Frank tensed his arms and Niall hurried to Ray’s side.
“I’ll take him home,” he said hastily.
Frank looked at him.
“Now?”
“Now.”
Frank dropped Seamus, who crumpled to the floor. Niall grabbed him and dragged him to the door.
“Thanks,” he called to Ray as they left.
“It’s got to stop,” the landlord threw after them, the words echoing out into the night and catching on a flurry of snowflakes.
“You heard him,” Niall told Seamus as they battled through the rising storm. “It’s got to stop.”
“But I need the money,” Seamus insisted, pulling his coat over the hole Frank had torn in his shirt.

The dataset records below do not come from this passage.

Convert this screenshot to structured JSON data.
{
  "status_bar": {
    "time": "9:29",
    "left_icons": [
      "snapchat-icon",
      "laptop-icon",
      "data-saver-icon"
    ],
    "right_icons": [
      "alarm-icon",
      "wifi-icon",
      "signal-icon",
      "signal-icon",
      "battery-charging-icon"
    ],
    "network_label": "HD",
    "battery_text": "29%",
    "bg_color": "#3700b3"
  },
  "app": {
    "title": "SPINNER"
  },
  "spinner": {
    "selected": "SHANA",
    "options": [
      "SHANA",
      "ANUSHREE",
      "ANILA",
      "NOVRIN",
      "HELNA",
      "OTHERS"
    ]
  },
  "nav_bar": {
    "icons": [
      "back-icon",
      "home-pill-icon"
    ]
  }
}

“There has to be a better way than this.”
“What way?”
Niall looked along the run of the works, already disappearing beneath the now fast-falling snowflakes.

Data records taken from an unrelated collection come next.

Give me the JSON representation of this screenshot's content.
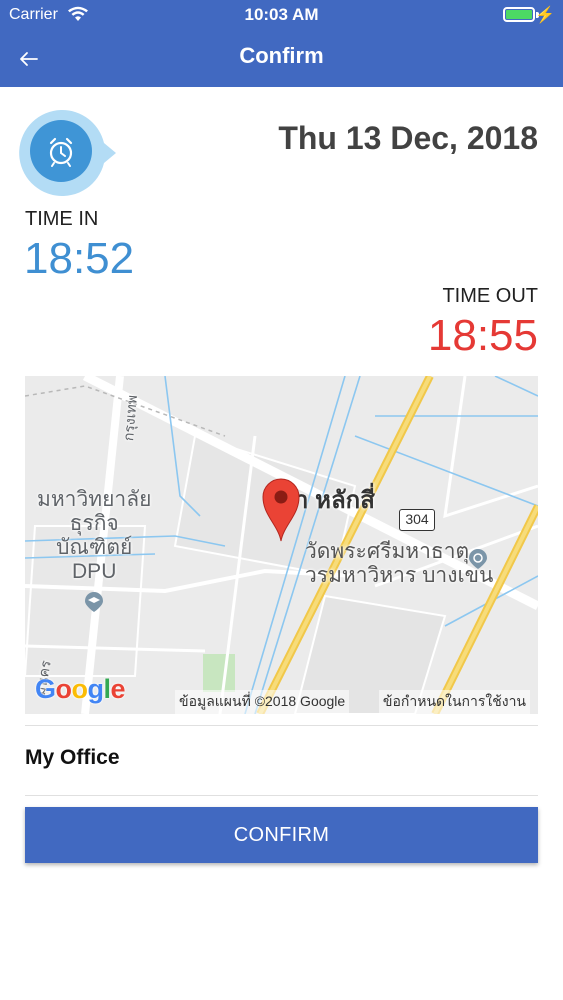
{
  "status_bar": {
    "carrier": "Carrier",
    "time": "10:03 AM",
    "battery_level": 1.0
  },
  "header": {
    "title": "Confirm",
    "back_icon": "arrow-left-icon"
  },
  "attendance": {
    "date": "Thu 13 Dec, 2018",
    "time_in_label": "TIME IN",
    "time_in": "18:52",
    "time_out_label": "TIME OUT",
    "time_out": "18:55",
    "alarm_icon": "alarm-clock-icon"
  },
  "map": {
    "labels": {
      "university": "มหาวิทยาลัย\nธุรกิจ\nบัณฑิตย์\nDPU",
      "area": "า หลักสี่",
      "temple": "วัดพระศรีมหาธาตุ\nวรมหาวิหาร บางเขน",
      "road_vertical": "กรุงเทพ",
      "road_lower": "มนคร"
    },
    "route_number": "304",
    "google_logo": "Google",
    "attribution": "ข้อมูลแผนที่ ©2018 Google",
    "terms": "ข้อกำหนดในการใช้งาน"
  },
  "location": {
    "name": "My Office"
  },
  "actions": {
    "confirm_label": "CONFIRM"
  },
  "colors": {
    "brand_blue": "#4169c1",
    "time_in": "#3f8fd2",
    "time_out": "#e53935",
    "battery": "#4cd964"
  }
}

“I’ll go to the Metropolitan,” he said. “Maybe they’ll want a Christmas poster?”
He was rewarded with a spark of hope in Seamus’s eyes and a warm feeling of doing something good for his brother – not to mention the glorious tingle of anticipation at the thought of seeing the lovely Eliza Rutherford again.
* * * *
The next day, however, standing outside the imposing façade of the Metropolitan offices, Niall did not feel anywhere near as confident as he’d sounded the night before.
He’d run all the way after the end of his shift but it was long since dark and office-workers were streaming out of the brightly lit building, buttoning cloaks and hailing cabs to head back to their cosy homes and do whatever fancy folk did in the run-up to Christmas – go to carol services, maybe, sit around a fire making paper chains to hang from their ceilings, or bake delicious cakes and puddings.

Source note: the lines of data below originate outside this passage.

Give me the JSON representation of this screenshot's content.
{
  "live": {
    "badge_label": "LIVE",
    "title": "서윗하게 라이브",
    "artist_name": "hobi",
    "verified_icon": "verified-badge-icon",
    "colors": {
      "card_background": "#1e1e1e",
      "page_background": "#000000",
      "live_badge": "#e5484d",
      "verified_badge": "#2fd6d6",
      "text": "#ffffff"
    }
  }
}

Niall’s mouth watered at the thought. Christmas Day wasn’t going to be a lot of fun in his lodgings. If he was lucky, Seamus would let him bring some ale back from the George and splash out on a cut of meat for their dinner, but they’d already agreed not to buy each other presents, and he feared that festive cheer wouldn’t be in abundance.
He wondered what Eliza Rutherford would be doing for Christmas. She would go home to her family in the countryside somewhere and . . . He stopped. What did it matter what she was doing for Christmas? Niall was here to see if there was any work going. Business, that was all.